En 1896 se fundó en Rusia la planta Izolyator, hoy una de las empresas de ingeniería eléctrica más antiguas del país. Esta planta sobrevivió a la Revolución, a varias guerras y crisis, y suministró a Rusia de forma constante los productos necesarios para diversos sectores. Sin sus productos, la electrificación, la industrialización y la construcción de todas las instalaciones energéticas de Rusia —desde las grandes centrales hidroeléctricas de la era socialista hasta las modernas centrales nucleares— habrían sido imposibles.
La gama de productos de la planta prerrevolucionaria era bastante amplia: aislantes y materiales de porcelana técnica, macetas porosas, ladrillos refractarios y cerámica. En 1905, los productos de la empresa fueron galardonados con una medalla de oro en la Exposición Internacional de Bruselas. Con el estallido de la Primera Guerra Mundial, Izolyator se vio obligada a desarrollar urgentemente productos eléctricos para el mercado nacional debido a la interrupción del suministro extranjero.
La Revolución de Octubre y los años posteriores tuvieron un impacto negativo en la capacidad de producción de la planta. Sin embargo, tras su nacionalización, se inició un nuevo capítulo en su historia.

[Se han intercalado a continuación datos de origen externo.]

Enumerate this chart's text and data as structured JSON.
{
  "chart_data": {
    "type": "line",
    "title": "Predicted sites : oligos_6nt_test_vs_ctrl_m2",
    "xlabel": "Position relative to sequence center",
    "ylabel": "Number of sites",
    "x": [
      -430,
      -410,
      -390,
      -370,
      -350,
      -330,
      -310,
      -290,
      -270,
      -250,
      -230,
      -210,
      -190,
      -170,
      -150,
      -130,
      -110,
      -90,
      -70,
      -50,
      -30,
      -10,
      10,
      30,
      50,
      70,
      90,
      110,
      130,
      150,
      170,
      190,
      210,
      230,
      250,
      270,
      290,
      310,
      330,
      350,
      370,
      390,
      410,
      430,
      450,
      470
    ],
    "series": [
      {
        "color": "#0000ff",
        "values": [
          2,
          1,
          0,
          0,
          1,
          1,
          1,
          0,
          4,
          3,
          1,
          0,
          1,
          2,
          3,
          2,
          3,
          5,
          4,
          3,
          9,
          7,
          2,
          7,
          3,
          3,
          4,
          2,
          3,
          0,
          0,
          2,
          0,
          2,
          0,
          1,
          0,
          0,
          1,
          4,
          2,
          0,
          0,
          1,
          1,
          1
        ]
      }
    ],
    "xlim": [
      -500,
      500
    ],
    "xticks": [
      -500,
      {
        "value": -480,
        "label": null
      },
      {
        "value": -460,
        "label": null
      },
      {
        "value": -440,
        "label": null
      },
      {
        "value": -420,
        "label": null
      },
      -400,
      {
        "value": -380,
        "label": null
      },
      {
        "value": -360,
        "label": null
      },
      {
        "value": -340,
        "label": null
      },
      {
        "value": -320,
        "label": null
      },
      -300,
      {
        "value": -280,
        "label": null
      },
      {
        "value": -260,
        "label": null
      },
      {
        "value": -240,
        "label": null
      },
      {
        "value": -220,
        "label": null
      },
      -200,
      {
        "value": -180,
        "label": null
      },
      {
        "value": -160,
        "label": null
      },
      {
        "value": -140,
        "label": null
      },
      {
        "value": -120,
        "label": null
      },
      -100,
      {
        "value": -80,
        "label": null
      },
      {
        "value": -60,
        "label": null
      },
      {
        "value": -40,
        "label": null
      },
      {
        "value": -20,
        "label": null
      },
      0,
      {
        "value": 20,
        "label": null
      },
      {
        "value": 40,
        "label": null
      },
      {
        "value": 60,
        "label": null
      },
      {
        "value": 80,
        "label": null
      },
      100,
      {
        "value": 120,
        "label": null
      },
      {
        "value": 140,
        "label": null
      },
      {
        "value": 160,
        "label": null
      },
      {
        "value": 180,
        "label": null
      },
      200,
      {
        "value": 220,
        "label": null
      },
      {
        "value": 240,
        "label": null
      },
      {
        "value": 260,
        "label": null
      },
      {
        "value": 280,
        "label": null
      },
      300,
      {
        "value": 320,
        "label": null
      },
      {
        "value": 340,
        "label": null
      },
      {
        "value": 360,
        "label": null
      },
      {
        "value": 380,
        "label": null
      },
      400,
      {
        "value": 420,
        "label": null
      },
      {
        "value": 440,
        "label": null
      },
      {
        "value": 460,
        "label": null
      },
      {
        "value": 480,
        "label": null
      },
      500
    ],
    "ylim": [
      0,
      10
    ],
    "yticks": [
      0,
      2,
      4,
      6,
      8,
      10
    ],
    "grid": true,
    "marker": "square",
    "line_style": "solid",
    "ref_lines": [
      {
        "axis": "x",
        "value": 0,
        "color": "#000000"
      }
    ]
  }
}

Como parte del plan GOELRO, se reconstruiría la economía nacional y se integrarían las pequeñas centrales eléctricas y líneas de transmisión aisladas en un sistema energético nacional unificado. Esto habría sido imposible sin la producción de materiales aislantes para líneas de alta tensión. La planta Izolyator de Moscú se convirtió en la principal encargada de producir este producto indispensable.

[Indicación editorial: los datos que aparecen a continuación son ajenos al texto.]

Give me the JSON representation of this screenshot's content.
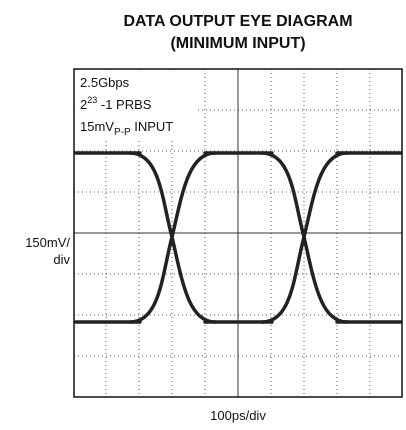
{
  "title": [
    "DATA OUTPUT EYE DIAGRAM",
    "(MINIMUM INPUT)"
  ],
  "annotations": [
    "2.5Gbps",
    {
      "base": "2",
      "sup": "23",
      "rest": " -1 PRBS"
    },
    {
      "base": "15mV",
      "sub": "P-P",
      "rest": " INPUT"
    }
  ],
  "y_label": [
    "150mV/",
    "div"
  ],
  "x_label": "100ps/div"
}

Posteriormente, en 1926, se estableció la producción de aisladores de porcelana de 6 a 35 kV, un éxito significativo para la época. Así, los aisladores de 35 kV se incluyeron en la primera norma de la Unión Soviética y se produjeron hasta 1939. Sin embargo, a medida que avanzaba la producción, la planta se enfrentó a dificultades: el 1 de agosto de 1923, un incendio destruyó todos los talleres y equipos. No obstante, esto no desanimó a los trabajadores: en diciembre de ese mismo año, la producción se restableció a los niveles requeridos.

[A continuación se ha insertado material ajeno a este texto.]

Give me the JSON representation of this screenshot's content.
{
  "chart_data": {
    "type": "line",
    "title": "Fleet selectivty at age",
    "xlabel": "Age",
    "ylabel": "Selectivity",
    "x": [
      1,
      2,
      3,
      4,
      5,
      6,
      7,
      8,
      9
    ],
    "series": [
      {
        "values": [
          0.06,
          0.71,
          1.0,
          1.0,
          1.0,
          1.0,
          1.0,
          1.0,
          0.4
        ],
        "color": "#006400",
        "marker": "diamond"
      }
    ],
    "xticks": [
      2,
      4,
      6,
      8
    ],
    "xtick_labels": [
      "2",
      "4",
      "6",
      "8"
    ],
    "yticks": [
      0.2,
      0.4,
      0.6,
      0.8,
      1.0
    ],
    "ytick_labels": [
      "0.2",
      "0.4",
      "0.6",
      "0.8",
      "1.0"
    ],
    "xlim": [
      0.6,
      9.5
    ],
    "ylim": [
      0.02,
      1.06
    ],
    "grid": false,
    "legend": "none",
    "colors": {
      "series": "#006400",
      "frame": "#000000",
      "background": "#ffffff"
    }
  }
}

Durante la Nueva Política Económica (NEP), Izolyator se convirtió en una empresa clave en la producción de porcelana eléctrica y el desarrollo de nuevos tipos de aisladores. Así, al inicio del plan quinquenal, se le encomendó dominar la producción de aisladores de suspensión de 115 kV. En otoño de 1931, en cumplimiento de un pedido gubernamental, la planta produjo su primera porcelana para bujes de 115 kV rellenos de aceite, eliminando la necesidad de adquirirlos en Estados Unidos.
La Gran Guerra Patria supuso la prueba más dura para Izolyator. La planta fue evacuada a los Urales. Mientras tanto, la demanda de sus productos aumentó durante la guerra: las empresas evacuadas del este del país y la industria de defensa necesitaban electricidad con urgencia.
Tras la guerra, el Izolyator tuvo que resolver problemas no menos complejos relacionados con la puesta en marcha de las centrales hidroeléctricas de Kuibyshev, Volzhskaya, Sayano-Shushenskaya, Bratsk y Krasnoyarsk.
Actualmente, Izolyator produce aisladores pasamuros de alta tensión para corriente alterna y continua. La planta no solo fabrica estos productos, sino que también los desarrolla y mejora internamente. Su singularidad hace que sus productos sean muy demandados en todo el mundo, ya que solo existen siete plantas de este tipo en el planeta.
Por ejemplo, como explica la empresa, la planta está implementando actualmente varios proyectos importantes en India, Brasil y Turquía. Los planes también incluyen la entrada al mercado africano.